Simply put, it is a great example of understanding the business risks of the systems that could be impacted by a cyber attack. In cybersecurity we think of ransomware impacting financial systems, trying to access the crown jewels of the company for ransom purposes, or to exfiltrate data to sell for profit on the dark web. The Clorox breach is not one of those breaches. This breach hit a connected system that might not have been top of mind. But from a business risk perspective it could have a greater impact than the Caesars or MGM breaches.
Clorox reported they were unsure of when processes would get back to normal.
“Can’t find the right Clorox product? A recent cyberattack is causing some shortages,” Yahoo news, September 18, 2023:
“The company said it could not predict how long it would take to return to normal operations but expects to begin shifting back to automated order processing next week.
The cyberattack is expected to be “material” to the company’s first-quarter financial results. Clorox shares were down 0.2% early Monday afternoon, trading at $145.85 on the New York Stock Exchange.”

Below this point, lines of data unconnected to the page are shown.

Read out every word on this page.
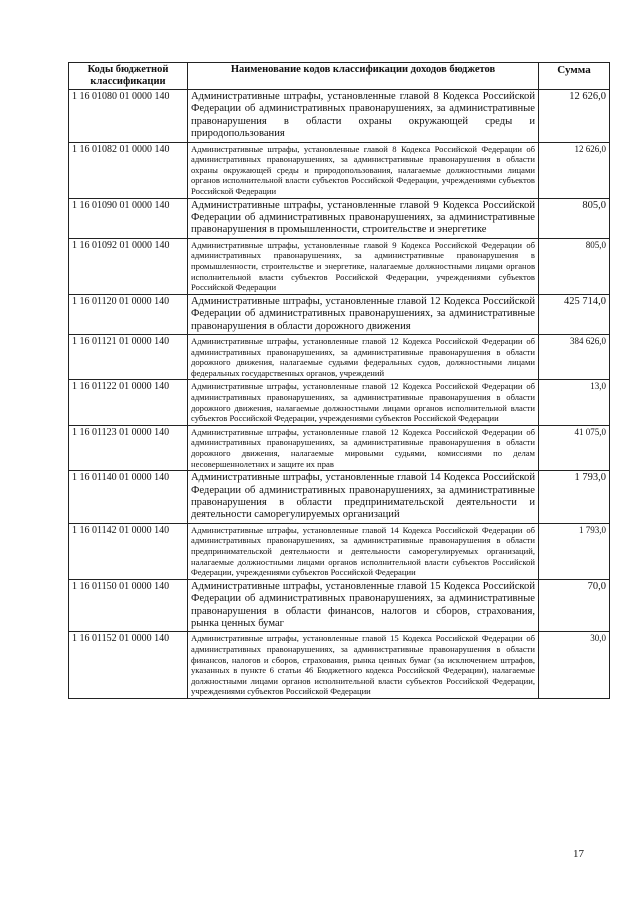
Коды бюджетной классификации	Наименование кодов классификации доходов бюджетов	Сумма
1 16 01080 01 0000 140	Административные штрафы, установленные главой 8 Кодекса Российской Федерации об административных правонарушениях, за административные правонарушения в области охраны окружающей среды и природопользования	12 626,0
1 16 01082 01 0000 140	Административные штрафы, установленные главой 8 Кодекса Российской Федерации об административных правонарушениях, за административные правонарушения в области охраны окружающей среды и природопользования, налагаемые должностными лицами органов исполнительной власти субъектов Российской Федерации, учреждениями субъектов Российской Федерации	12 626,0
1 16 01090 01 0000 140	Административные штрафы, установленные главой 9 Кодекса Российской Федерации об административных правонарушениях, за административные правонарушения в промышленности, строительстве и энергетике	805,0
1 16 01092 01 0000 140	Административные штрафы, установленные главой 9 Кодекса Российской Федерации об административных правонарушениях, за административные правонарушения в промышленности, строительстве и энергетике, налагаемые должностными лицами органов исполнительной власти субъектов Российской Федерации, учреждениями субъектов Российской Федерации	805,0
1 16 01120 01 0000 140	Административные штрафы, установленные главой 12 Кодекса Российской Федерации об административных правонарушениях, за административные правонарушения в области дорожного движения	425 714,0
1 16 01121 01 0000 140	Административные штрафы, установленные главой 12 Кодекса Российской Федерации об административных правонарушениях, за административные правонарушения в области дорожного движения, налагаемые судьями федеральных судов, должностными лицами федеральных государственных органов, учреждений	384 626,0
1 16 01122 01 0000 140	Административные штрафы, установленные главой 12 Кодекса Российской Федерации об административных правонарушениях, за административные правонарушения в области дорожного движения, налагаемые должностными лицами органов исполнительной власти субъектов Российской Федерации, учреждениями субъектов Российской Федерации	13,0
1 16 01123 01 0000 140	Административные штрафы, установленные главой 12 Кодекса Российской Федерации об административных правонарушениях, за административные правонарушения в области дорожного движения, налагаемые мировыми судьями, комиссиями по делам несовершеннолетних и защите их прав	41 075,0
1 16 01140 01 0000 140	Административные штрафы, установленные главой 14 Кодекса Российской Федерации об административных правонарушениях, за административные правонарушения в области предпринимательской деятельности и деятельности саморегулируемых организаций	1 793,0
1 16 01142 01 0000 140	Административные штрафы, установленные главой 14 Кодекса Российской Федерации об административных правонарушениях, за административные правонарушения в области предпринимательской деятельности и деятельности саморегулируемых организаций, налагаемые должностными лицами органов исполнительной власти субъектов Российской Федерации, учреждениями субъектов Российской Федерации	1 793,0
1 16 01150 01 0000 140	Административные штрафы, установленные главой 15 Кодекса Российской Федерации об административных правонарушениях, за административные правонарушения в области финансов, налогов и сборов, страхования, рынка ценных бумаг	70,0
1 16 01152 01 0000 140	Административные штрафы, установленные главой 15 Кодекса Российской Федерации об административных правонарушениях, за административные правонарушения в области финансов, налогов и сборов, страхования, рынка ценных бумаг (за исключением штрафов, указанных в пункте 6 статьи 46 Бюджетного кодекса Российской Федерации), налагаемые должностными лицами органов исполнительной власти субъектов Российской Федерации, учреждениями субъектов Российской Федерации	30,0
17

And from the New York Times:
“We have resumed production, getting certain shipments out the door, and are remaining in constant contact with customers about their immediate needs,” Clorox said in a written response to questions on Tuesday. But the company added that it could not quantify the amounts because of delays and product outages.
Lasting and Costly Impacts
Losses from this breach are going to impact Clorox business operations for a while as they deal with the repercussions of system restarts including missing, or unfilled orders and brand damage. They’ll have to adapt their thinking and review processes under the new understanding of the reality of their vulnerabilities.
Cyber resilience can’t change the production process, but it could have helped to include order systems as part of the business and system risk considerations, and may have been able to execute a faster response to contain the breach before it impacted as much as it did. Cyber Resilience also requires that we look at the lessons learned from this breach, and consider what detections, risk categorizations, and responses can be taken in the future that would have limited the business impact.
Just in time production is going to remain a critical process. JIT is the more efficient and cost effective way to produce and distribute products. But for manufacturing environments, we need to remember the complexity of everyday operating systems and take the potential loss of these systems into account as part of risk management and our cyber resilience planning.